Cittadinanza giovanile

I piccoli consiglieri di Castagnole delle Lanze a Torino

Venti delegazioni hanno condiviso attività e idee nella sede piemontese.

I piccoli consiglieri di Castagnole delle Lanze a Torino

Il Consiglio Comunale dei Piccoli di Castagnole delle Lanze ha partecipato a Torino a un incontro dedicato alla cittadinanza attiva e al coinvolgimento delle nuove generazioni. L’appuntamento si è svolto il 9 settembre nella Sala Trasparente del Grattacielo della Regione Piemonte, insieme alle rappresentanze degli altri 19 Consigli Comunali dei Piccoli presenti sul territorio regionale.

Un’esperienza di partecipazione

Nel corso della giornata, i bambini hanno raccontato il percorso svolto durante l’anno di insediamento 2025/2026, illustrando le attività realizzate, le idee sviluppate e le pratiche gentili promosse nella loro comunità. I piccoli consiglieri hanno condiviso esperienze e progetti, prendendo parte a un momento di confronto con gli altri gruppi piemontesi.

L’iniziativa è stata promossa dalla Regione Piemonte con l’obiettivo di avvicinare i più giovani alla vita pubblica e alle dinamiche della comunità. Il progetto riconosce ai bambini il diritto di essere ascoltati, di esprimere il proprio punto di vista e di partecipare ai processi che riguardano il contesto in cui vivono.

Scuola, famiglie e Comune

La delegazione di Castagnole delle Lanze era composta dalla sindaca dei piccoli Margherita Tarabbio, dal vicesindaco Francesco Icardi, dall’insegnante tutor Ornella Tomatis, dal dirigente dell’Istituto Comprensivo Claudio Thoux, dai genitori, dal vicesindaco Mariagrazia Rosso e dal consigliere Eraldo Abbate.

Il Consiglio Comunale dei Piccoli nasce dalla collaborazione tra scuola, Amministrazione comunale e famiglie, unite nell’intento di accompagnare bambine e bambini verso una partecipazione consapevole, responsabile e propositiva.
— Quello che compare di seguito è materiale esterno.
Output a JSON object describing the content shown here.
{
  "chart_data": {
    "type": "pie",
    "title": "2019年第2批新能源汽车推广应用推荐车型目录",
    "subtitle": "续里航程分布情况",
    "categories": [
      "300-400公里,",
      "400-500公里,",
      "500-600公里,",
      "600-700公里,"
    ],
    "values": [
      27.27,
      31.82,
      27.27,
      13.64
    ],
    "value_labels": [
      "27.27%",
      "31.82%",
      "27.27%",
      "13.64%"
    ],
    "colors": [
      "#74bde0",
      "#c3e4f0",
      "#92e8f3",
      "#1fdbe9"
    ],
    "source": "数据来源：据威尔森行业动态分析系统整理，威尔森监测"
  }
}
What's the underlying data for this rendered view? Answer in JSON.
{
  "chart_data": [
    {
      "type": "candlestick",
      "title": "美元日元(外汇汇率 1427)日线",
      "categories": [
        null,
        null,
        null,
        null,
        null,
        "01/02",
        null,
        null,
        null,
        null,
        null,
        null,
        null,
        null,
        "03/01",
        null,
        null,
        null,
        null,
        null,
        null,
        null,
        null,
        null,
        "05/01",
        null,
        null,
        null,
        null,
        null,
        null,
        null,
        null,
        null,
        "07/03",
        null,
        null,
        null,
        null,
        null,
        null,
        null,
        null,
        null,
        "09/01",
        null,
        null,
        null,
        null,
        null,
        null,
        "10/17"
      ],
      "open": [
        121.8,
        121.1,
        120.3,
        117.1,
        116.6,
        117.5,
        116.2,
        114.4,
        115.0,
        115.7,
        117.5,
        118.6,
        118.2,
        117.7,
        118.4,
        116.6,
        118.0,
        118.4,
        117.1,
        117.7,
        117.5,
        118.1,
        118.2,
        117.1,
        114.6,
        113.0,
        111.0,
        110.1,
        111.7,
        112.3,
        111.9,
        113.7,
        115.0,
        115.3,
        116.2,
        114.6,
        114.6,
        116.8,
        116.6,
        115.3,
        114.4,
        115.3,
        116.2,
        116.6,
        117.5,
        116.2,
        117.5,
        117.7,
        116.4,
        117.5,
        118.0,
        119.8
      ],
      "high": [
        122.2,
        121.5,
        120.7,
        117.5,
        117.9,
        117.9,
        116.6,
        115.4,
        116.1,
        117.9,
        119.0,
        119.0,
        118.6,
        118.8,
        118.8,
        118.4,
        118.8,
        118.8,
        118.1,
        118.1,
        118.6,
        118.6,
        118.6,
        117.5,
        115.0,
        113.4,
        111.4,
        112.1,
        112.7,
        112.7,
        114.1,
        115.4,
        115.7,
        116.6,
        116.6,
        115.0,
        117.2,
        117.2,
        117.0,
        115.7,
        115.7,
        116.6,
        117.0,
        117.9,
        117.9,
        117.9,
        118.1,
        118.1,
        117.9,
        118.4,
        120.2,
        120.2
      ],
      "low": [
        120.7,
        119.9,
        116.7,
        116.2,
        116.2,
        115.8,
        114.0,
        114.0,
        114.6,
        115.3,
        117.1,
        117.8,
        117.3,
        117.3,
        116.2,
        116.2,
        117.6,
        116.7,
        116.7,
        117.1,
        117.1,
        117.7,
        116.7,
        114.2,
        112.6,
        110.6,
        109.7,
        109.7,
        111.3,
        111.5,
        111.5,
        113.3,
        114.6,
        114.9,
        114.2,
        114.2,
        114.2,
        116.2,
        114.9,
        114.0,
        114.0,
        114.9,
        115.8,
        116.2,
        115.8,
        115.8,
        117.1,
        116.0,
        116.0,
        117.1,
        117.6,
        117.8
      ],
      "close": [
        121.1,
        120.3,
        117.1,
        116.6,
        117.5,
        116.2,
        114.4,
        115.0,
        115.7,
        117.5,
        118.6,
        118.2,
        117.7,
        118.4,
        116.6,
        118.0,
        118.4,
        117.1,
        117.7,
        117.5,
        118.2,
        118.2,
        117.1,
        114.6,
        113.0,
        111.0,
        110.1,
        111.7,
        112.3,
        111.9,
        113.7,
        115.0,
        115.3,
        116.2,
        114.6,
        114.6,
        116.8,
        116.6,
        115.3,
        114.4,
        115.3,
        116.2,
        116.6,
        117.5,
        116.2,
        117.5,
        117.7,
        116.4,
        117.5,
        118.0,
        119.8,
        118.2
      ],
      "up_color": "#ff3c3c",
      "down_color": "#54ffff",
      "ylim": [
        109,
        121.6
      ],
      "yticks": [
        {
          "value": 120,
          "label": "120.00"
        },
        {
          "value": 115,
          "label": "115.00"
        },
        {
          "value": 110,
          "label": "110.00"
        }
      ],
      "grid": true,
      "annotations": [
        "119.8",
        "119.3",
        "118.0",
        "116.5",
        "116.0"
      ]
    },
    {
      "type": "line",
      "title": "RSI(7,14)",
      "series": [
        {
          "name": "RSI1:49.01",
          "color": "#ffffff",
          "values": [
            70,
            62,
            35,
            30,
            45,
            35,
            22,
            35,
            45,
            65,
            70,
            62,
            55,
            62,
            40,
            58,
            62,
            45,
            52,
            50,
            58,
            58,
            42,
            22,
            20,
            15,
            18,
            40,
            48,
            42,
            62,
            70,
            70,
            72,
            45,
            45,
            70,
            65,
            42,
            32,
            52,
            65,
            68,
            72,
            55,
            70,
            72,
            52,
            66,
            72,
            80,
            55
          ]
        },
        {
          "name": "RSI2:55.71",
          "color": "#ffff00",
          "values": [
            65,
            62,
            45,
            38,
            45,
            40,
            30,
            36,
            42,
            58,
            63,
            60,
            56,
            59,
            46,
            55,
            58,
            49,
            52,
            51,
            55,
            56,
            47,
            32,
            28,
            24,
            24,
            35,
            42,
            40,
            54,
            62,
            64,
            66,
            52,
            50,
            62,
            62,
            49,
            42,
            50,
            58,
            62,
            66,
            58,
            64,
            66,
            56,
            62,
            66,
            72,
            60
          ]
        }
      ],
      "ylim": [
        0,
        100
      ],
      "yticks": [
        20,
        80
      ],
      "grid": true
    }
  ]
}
Al termine dell’esperienza, l’Amministrazione comunale ha ringraziato la tutor, il dirigente scolastico, le insegnanti, le famiglie e i bambini coinvolti.

Un riconoscimento è stato rivolto anche alla Regione Piemonte, all’Associazione Cor et Amor e a quanti hanno contribuito alla realizzazione del progetto. Per il Comune, l’esperienza dimostra come l’ascolto, il confronto e la condivisione possano diventare strumenti concreti di educazione civica fin dai primi anni.